IMGP0219 « Un jour, aux environs de midi, en me dirigeant vers ma barque, une chose m’a formidablement surpris : j’ai vu une empreinte de pied humain nu sur le rivage, clairement dessinée dans le sable. »

A ce moment célèbre dans la littérature, la longue soif de contact humain de Robinson Crusoë, seul survivant d’un naufrage, rentre en collision avec sa peur de l’autre. Il se cache.

En posant son pied, l’inconnu venu de l’Océan avait créé la particule élémentaire d’un système complexe de communication. Si d’autres l’avaient suivi nombreux et souvent, il se serait formé, pas à pas, un chemin.

Autour de Villeblain, hameau dans la vallée de la Crise, les chemins qui partent vers les quatre points cardinaux sont comme des artères du système circulatoire de ceux – rares aujourd’hui – qui les pratiquent. Par le marais Haudrillier ou le champ de La Matrelle en bas, ou vers les bois du Phénix ou de Concrois en haut, ce sont les traces d’une intention collective durable : « Allons-y ».

Prendre le chemin qui monte à Terres Fortes . Passer devant les dernières maisons, en soutenant le feu roulant des aboiements de chiens, enfermés mais qui doivent rassurer leurs propriétaires en vous faisant croire qu’ils vous arracheraient la gorge s’ils pouvaient. Après, le silence marmonnant et gazouillant d’un chemin creux, entre champs à droite et bois à gauche. Une fourmilière paraît y avoir été déversée par un passant. Percevoir l’entrée de la carrière qui a donné sa pierre couleur crème pour construire le hameau, puis servi de chevrière et, pendant la dernière guerre, d’abri pour les soldats allemands – « avec un piano ! » dit-on pour impressionner les nouveaux. Longer le champ de Terres Fortes, au relief tout en courbes, et où le soc fait monter encore des cailloux dont on fait des tumulus pour les enlever. Entrer dans le bois de Concrois parsemé de creux, comme si des bêtes s’y étaient roulées, faits par des obus pendant la Grande guerre. Il y a même des tranchées à moitié gommées. Aucun endroit, si paisible qu’il soit, n’est à l’abri de l’histoire.
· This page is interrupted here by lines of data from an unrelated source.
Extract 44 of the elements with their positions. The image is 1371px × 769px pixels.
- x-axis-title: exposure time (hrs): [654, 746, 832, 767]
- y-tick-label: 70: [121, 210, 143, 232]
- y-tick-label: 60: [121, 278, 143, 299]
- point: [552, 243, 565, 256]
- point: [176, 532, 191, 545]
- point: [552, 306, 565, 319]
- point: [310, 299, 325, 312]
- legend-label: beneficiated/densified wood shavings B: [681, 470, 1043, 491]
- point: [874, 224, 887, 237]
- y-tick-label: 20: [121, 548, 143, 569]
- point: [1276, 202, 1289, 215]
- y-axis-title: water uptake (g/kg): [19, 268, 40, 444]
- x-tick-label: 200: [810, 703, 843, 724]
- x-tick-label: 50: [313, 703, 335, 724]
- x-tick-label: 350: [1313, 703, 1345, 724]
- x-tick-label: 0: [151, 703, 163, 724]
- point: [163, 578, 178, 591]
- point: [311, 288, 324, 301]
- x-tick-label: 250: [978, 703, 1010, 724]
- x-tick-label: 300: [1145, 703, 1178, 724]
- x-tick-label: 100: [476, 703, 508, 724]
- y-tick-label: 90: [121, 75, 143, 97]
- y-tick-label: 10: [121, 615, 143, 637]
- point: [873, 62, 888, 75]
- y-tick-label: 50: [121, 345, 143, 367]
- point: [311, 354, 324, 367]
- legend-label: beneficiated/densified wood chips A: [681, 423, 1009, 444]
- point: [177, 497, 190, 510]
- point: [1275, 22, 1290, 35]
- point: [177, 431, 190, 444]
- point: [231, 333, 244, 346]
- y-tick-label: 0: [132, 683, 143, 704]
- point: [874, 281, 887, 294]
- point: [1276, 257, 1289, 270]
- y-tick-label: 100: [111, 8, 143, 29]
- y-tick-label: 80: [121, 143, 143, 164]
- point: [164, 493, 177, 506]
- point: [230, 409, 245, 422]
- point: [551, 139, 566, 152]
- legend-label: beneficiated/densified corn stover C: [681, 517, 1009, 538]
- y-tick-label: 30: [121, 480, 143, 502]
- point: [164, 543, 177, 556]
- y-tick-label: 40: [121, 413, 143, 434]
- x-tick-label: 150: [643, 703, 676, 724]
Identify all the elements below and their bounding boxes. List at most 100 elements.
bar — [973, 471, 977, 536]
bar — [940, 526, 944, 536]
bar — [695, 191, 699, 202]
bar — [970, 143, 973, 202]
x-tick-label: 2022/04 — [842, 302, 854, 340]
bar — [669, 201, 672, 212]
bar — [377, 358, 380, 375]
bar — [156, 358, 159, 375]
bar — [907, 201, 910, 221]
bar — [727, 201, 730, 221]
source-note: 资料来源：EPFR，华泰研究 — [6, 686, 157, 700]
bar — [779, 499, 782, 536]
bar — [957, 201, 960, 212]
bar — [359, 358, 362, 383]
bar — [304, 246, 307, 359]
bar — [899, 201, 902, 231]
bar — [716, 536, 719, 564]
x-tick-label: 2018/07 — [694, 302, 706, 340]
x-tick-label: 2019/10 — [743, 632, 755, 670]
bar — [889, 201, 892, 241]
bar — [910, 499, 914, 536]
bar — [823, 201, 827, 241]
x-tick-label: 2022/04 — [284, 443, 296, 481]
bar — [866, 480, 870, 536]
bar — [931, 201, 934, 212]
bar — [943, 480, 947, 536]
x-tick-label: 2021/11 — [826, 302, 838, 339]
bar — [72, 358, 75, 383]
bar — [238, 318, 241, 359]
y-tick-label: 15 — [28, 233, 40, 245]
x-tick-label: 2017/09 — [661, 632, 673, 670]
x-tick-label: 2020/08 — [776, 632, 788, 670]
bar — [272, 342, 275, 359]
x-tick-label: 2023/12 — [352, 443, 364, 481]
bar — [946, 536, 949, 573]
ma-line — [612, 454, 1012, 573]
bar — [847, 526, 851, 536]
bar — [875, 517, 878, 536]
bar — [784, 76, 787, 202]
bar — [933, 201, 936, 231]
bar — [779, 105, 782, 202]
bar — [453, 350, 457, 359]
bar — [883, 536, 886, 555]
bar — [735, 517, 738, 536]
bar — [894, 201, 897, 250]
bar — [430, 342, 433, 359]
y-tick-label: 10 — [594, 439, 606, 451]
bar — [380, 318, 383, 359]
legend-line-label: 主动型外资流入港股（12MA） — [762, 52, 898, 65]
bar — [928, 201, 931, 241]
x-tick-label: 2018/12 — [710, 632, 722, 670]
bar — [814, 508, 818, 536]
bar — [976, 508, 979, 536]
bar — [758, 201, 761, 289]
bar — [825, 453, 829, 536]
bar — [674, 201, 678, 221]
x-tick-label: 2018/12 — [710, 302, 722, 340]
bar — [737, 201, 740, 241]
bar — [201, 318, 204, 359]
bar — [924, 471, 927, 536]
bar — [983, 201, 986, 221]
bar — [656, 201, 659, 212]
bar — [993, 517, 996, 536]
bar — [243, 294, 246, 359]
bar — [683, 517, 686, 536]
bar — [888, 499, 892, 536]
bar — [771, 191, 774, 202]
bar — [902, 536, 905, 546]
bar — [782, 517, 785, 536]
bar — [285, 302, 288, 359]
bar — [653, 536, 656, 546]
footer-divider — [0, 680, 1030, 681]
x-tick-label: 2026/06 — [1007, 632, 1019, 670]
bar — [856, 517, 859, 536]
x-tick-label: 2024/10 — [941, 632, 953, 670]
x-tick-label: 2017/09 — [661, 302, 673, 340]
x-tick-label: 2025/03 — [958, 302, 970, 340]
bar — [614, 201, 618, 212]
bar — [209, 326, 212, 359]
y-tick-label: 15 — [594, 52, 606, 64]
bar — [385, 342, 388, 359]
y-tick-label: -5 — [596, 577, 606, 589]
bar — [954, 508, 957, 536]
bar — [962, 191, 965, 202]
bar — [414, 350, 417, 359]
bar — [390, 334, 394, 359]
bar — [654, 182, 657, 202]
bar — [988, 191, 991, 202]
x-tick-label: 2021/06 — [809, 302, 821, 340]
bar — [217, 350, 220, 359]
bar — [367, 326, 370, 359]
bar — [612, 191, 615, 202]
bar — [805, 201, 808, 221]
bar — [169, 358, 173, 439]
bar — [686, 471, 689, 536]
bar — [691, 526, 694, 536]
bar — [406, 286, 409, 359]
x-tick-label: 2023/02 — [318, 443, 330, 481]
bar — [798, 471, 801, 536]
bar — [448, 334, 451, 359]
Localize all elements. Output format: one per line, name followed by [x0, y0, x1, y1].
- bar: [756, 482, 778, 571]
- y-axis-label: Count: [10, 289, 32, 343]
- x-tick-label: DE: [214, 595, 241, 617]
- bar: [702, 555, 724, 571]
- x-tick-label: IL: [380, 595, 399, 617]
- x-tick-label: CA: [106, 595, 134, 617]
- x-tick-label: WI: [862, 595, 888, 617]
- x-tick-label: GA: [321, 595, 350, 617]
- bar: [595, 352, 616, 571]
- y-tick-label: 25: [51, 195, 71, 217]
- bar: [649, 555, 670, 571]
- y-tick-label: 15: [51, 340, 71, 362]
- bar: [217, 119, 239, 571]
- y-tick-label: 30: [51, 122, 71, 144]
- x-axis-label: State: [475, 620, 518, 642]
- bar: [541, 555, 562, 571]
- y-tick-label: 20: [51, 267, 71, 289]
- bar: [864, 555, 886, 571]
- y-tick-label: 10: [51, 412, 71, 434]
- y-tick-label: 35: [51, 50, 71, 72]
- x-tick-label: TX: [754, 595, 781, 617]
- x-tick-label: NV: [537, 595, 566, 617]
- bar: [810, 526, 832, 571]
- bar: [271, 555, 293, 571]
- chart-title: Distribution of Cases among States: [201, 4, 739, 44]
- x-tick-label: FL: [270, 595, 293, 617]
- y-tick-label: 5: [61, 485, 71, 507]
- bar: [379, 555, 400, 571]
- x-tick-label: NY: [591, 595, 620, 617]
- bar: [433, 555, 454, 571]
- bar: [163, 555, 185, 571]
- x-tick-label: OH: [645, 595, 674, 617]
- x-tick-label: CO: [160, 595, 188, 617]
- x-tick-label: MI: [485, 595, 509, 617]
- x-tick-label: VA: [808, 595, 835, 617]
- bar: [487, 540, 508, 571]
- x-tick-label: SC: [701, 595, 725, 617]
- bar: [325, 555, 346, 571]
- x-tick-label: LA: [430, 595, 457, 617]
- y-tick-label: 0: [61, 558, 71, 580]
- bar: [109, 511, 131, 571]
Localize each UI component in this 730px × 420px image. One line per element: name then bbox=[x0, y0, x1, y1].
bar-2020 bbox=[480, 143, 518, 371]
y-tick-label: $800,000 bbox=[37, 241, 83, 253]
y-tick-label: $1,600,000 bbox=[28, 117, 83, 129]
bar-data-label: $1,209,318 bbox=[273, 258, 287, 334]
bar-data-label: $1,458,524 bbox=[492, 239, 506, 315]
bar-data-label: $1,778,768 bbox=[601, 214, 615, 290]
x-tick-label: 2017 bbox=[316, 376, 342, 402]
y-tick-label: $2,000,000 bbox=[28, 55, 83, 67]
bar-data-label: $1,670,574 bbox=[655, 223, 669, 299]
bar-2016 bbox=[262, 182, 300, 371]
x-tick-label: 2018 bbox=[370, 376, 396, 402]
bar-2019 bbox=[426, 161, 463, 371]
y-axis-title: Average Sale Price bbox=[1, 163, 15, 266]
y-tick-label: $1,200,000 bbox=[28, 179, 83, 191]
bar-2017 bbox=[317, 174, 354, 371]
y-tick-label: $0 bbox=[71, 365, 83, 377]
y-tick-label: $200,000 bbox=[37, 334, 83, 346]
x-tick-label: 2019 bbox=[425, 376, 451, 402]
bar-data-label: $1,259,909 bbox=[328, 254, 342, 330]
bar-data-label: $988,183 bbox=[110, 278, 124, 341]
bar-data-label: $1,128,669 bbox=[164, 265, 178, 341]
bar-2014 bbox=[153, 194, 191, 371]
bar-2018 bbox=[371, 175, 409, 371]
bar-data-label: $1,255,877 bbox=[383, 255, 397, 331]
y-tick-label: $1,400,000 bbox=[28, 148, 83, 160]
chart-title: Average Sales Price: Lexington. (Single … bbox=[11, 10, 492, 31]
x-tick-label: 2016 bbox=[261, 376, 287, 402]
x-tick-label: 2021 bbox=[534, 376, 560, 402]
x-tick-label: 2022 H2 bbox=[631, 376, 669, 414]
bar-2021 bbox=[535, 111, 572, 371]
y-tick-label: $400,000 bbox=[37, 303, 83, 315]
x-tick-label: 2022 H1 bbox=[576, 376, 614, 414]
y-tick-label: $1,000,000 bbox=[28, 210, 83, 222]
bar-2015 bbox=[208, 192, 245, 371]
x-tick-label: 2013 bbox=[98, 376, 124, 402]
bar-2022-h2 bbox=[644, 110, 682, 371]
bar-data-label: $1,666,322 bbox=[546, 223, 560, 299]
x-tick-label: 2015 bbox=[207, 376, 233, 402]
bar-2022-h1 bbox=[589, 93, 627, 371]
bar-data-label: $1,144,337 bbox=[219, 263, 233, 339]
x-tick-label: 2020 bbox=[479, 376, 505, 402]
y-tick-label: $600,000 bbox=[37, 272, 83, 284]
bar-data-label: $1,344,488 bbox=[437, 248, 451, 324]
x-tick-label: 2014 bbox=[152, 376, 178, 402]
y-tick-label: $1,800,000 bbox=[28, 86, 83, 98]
Sortir des bois sur les champs du plateau et atteindre le hameau de Taux, d’où part un second chemin qui redescend à Villeblain à travers les bois. Arriver au marais d’Haudrillier, où le chemin passe au milieu d’un grand champ. Avant, au centre de gravité de cette étendue, il régnait en monarque bienveillant et généreux un grand noyer, abattu pour avoir empêché les longs bras d’une machine agricole de virer librement. Des plantations de peupliers et d’anciens pâtures et vergers mènent à Villeblain, en face du « château » (dont le propriétaire dit « Une maison bourgeoise du 19e siècle, c’est tout. »)

Un chemin peut se développer, supporter une circulation importante, même des véhicules. A quel stade devient-il une route ? Sans doute lorsque deux voies sont établies sur la chaussée, établissant la séparation des voyageurs, au lieu de favoriser leur rencontre.

Car comme pour Crusoë, la question qui importe est de savoir, non pas où va un chemin, mais qui y va.